And so the festive season is in full swing – the television schedules are all over the place; pre-Xmas sales are being advertised on the high street; media columnists from every department are compiling their highlights of 2015; BBC Sports Personality Of The Year takes place tomorrow; odd members of the public are wearing Santa Claus bobble hats; and, of course, all over the UK families are ordering in – or stocking up with – piles of seasonal food and drink in readiness for an invasions of relations near and distant and as much merriment as everyone can muster.
Writing as someone who, as a matter of personal choice, doesn’t socialise a great deal, it may not surprise you that 85% of this annual frenzy leaves me stone cold. From my point of view, since for the other ten months of the year those who want to get out and party don’t seem to need an excuse – they just do it – I fail to see why anyone needed to invent Christmas as some sort of mass reason for splurging money on presents and getting together to eat, drink and carouse.
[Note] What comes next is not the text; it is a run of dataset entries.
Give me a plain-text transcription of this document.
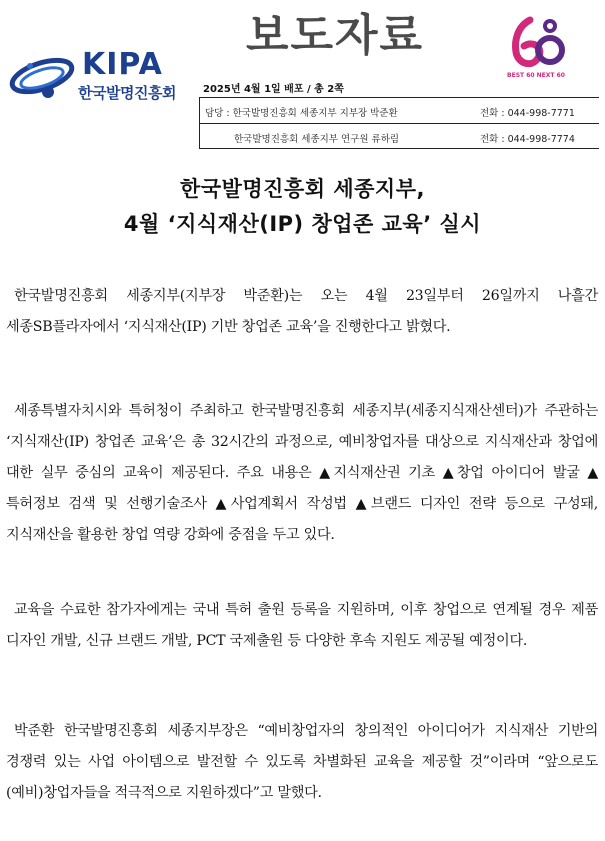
KIPA
한국발명진흥회
보도자료
BEST 60 NEXT 60
2025년 4월 1일 배포 / 총 2쪽
담당 : 한국발명진흥회 세종지부 지부장 박준환	전화 : 044-998-7771
한국발명진흥회 세종지부 연구원 류하림	전화 : 044-998-7774
한국발명진흥회 세종지부,
4월 ‘지식재산(IP) 창업존 교육’ 실시

한국발명진흥회 세종지부(지부장 박준환)는 오는 4월 23일부터 26일까지 나흘간 세종SB플라자에서 ‘지식재산(IP) 기반 창업존 교육’을 진행한다고 밝혔다.

세종특별자치시와 특허청이 주최하고 한국발명진흥회 세종지부(세종지식재산센터)가 주관하는 ‘지식재산(IP) 창업존 교육’은 총 32시간의 과정으로, 예비창업자를 대상으로 지식재산과 창업에 대한 실무 중심의 교육이 제공된다. 주요 내용은 ▲지식재산권 기초 ▲창업 아이디어 발굴 ▲특허정보 검색 및 선행기술조사 ▲사업계획서 작성법 ▲브랜드 디자인 전략 등으로 구성돼, 지식재산을 활용한 창업 역량 강화에 중점을 두고 있다.

교육을 수료한 참가자에게는 국내 특허 출원 등록을 지원하며, 이후 창업으로 연계될 경우 제품 디자인 개발, 신규 브랜드 개발, PCT 국제출원 등 다양한 후속 지원도 제공될 예정이다.

박준환 한국발명진흥회 세종지부장은 “예비창업자의 창의적인 아이디어가 지식재산 기반의 경쟁력 있는 사업 아이템으로 발전할 수 있도록 차별화된 교육을 제공할 것”이라며 “앞으로도 (예비)창업자들을 적극적으로 지원하겠다”고 말했다.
Yes, yes …. okay, religion.
And yes, most world religions (great and small) have traditional festival-type days or periods. But to my mind, since the mid-20th Century, these have uniformly become more consumer-secular dominated than anything else. There may have been a time when religious contemplation was the purpose (with perhaps a bit of partying on top) but these days it’s definitely the other way around.
In which context I cannot think of anything more fatuous or telling than the UK’s annual obsession with “Which artiste is going to have this year’s Number One?”
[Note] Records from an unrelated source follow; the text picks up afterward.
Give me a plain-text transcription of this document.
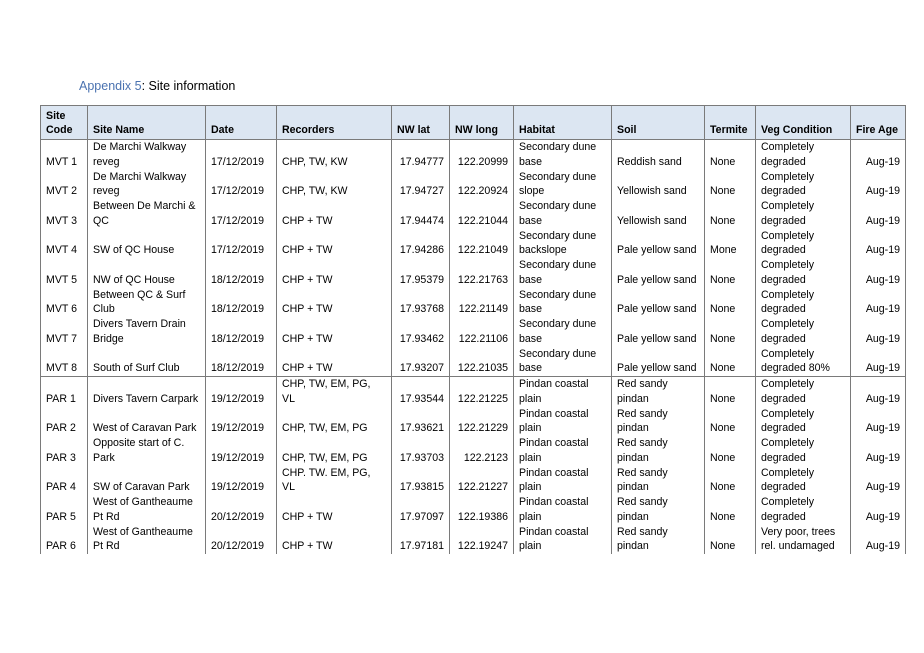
Appendix 5: Site information
Site Code	Site Name	Date	Recorders	NW lat	NW long	Habitat	Soil	Termite	Veg Condition	Fire Age
MVT 1	De Marchi Walkway reveg	17/12/2019	CHP, TW, KW	17.94777	122.20999	Secondary dune base	Reddish sand	None	Completely degraded	Aug-19
MVT 2	De Marchi Walkway reveg	17/12/2019	CHP, TW, KW	17.94727	122.20924	Secondary dune slope	Yellowish sand	None	Completely degraded	Aug-19
MVT 3	Between De Marchi & QC	17/12/2019	CHP + TW	17.94474	122.21044	Secondary dune base	Yellowish sand	None	Completely degraded	Aug-19
MVT 4	SW of QC House	17/12/2019	CHP + TW	17.94286	122.21049	Secondary dune backslope	Pale yellow sand	Mone	Completely degraded	Aug-19
MVT 5	NW of QC House	18/12/2019	CHP + TW	17.95379	122.21763	Secondary dune base	Pale yellow sand	None	Completely degraded	Aug-19
MVT 6	Between QC & Surf Club	18/12/2019	CHP + TW	17.93768	122.21149	Secondary dune base	Pale yellow sand	None	Completely degraded	Aug-19
MVT 7	Divers Tavern Drain Bridge	18/12/2019	CHP + TW	17.93462	122.21106	Secondary dune base	Pale yellow sand	None	Completely degraded	Aug-19
MVT 8	South of Surf Club	18/12/2019	CHP + TW	17.93207	122.21035	Secondary dune base	Pale yellow sand	None	Completely degraded 80%	Aug-19
PAR 1	Divers Tavern Carpark	19/12/2019	CHP, TW, EM, PG, VL	17.93544	122.21225	Pindan coastal plain	Red sandy pindan	None	Completely degraded	Aug-19
PAR 2	West of Caravan Park	19/12/2019	CHP, TW, EM, PG	17.93621	122.21229	Pindan coastal plain	Red sandy pindan	None	Completely degraded	Aug-19
PAR 3	Opposite start of C. Park	19/12/2019	CHP, TW, EM, PG	17.93703	122.2123	Pindan coastal plain	Red sandy pindan	None	Completely degraded	Aug-19
PAR 4	SW of Caravan Park	19/12/2019	CHP. TW. EM, PG, VL	17.93815	122.21227	Pindan coastal plain	Red sandy pindan	None	Completely degraded	Aug-19
PAR 5	West of Gantheaume Pt Rd	20/12/2019	CHP + TW	17.97097	122.19386	Pindan coastal plain	Red sandy pindan	None	Completely degraded	Aug-19
PAR 6	West of Gantheaume Pt Rd	20/12/2019	CHP + TW	17.97181	122.19247	Pindan coastal plain	Red sandy pindan	None	Very poor, trees rel. undamaged	Aug-19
Weary record company marketing and PR executives will leave no stone unturned in their efforts to promote sales and inevitably, when November comes around, they turn their minds to tapping into the second ‘silly season’ (the first being August) on the annual calendar – even though, despite the UK probably having 15,000,000 more people in it than it did in 1970, these days it only takes about 180,000 sales to hit the Number One spot compared to the 750,000 plus it required back then.
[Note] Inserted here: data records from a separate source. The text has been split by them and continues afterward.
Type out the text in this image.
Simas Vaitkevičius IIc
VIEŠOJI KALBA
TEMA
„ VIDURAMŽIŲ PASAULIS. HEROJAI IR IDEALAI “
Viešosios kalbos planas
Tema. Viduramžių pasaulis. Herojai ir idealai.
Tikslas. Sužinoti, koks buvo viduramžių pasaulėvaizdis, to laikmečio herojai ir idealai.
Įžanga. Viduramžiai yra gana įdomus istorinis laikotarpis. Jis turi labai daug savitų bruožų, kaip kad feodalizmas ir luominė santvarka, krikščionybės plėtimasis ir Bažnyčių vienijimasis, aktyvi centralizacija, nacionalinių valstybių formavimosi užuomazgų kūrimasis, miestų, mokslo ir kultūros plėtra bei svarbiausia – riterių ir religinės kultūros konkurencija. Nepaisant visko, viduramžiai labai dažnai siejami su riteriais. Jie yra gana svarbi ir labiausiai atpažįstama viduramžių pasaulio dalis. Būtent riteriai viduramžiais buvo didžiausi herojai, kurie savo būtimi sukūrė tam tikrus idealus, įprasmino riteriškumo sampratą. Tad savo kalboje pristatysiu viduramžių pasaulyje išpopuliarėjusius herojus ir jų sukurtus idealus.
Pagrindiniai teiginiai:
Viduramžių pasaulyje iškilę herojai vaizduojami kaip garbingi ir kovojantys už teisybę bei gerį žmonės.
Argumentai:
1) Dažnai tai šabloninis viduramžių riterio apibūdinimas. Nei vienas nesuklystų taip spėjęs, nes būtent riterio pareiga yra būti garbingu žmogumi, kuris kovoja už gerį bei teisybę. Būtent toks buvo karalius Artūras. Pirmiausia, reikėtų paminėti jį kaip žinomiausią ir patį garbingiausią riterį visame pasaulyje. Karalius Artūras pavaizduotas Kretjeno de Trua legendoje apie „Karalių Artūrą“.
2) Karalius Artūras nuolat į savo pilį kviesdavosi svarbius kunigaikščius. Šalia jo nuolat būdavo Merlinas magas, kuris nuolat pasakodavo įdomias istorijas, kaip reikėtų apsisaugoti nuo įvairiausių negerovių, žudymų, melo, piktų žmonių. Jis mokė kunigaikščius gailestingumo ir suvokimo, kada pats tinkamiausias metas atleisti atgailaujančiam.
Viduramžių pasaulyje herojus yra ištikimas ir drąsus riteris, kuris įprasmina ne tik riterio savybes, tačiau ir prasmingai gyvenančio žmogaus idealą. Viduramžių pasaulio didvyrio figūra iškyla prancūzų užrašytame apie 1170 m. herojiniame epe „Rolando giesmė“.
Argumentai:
This year I’ve been subjected the usual shameless BBC television show-plugging of Christmas songs or albums from the likes of Kylie Minogue, Shirley Bassey & classical boy band Blake, faded pop wild child Kim Wilde and legendary opera singer Placido Domingo.
Without exception, every one of the above has been given a hearty ‘thumbs-down’ by the music critics of the broadsheet newspapers. Kylie’s album registered just 1 star out of 5 in The Guardian and in another newspaper [sadly, my memory – rather than deference and respect for the great man – prevents me identifying it] Domingo’s pathetically limp effort didn’t even receive that!
Before finally outing myself as a 21st Century kill-joy Scrooge, let me add that I’ve received nine Christmas cards this year, which I regard as a win. I mention it because I gave up sending cards of my own just about twenty years ago now in the hope of causing a retaliatory reduction in those coming my way, a campaign that has resulted in only partial success.
That said, I do regard at last getting below double figures (that’s assuming no more arrive, of course) is a bit of a milestone. I might add that, of the nine, seven originate from friends or relatives who I don’t see or speak to from one year to the next but who simply press the ‘buy, inscribe, send’ Christmas cards button as one of their festive rituals – whilst the other two – possibly also being members of the aforementioned group – come from couples whom as yet I have been unable to identify … one of which, I note from their missive, have become grandparents for the first time.
Roll on 4th January (when life returns to normal), I say!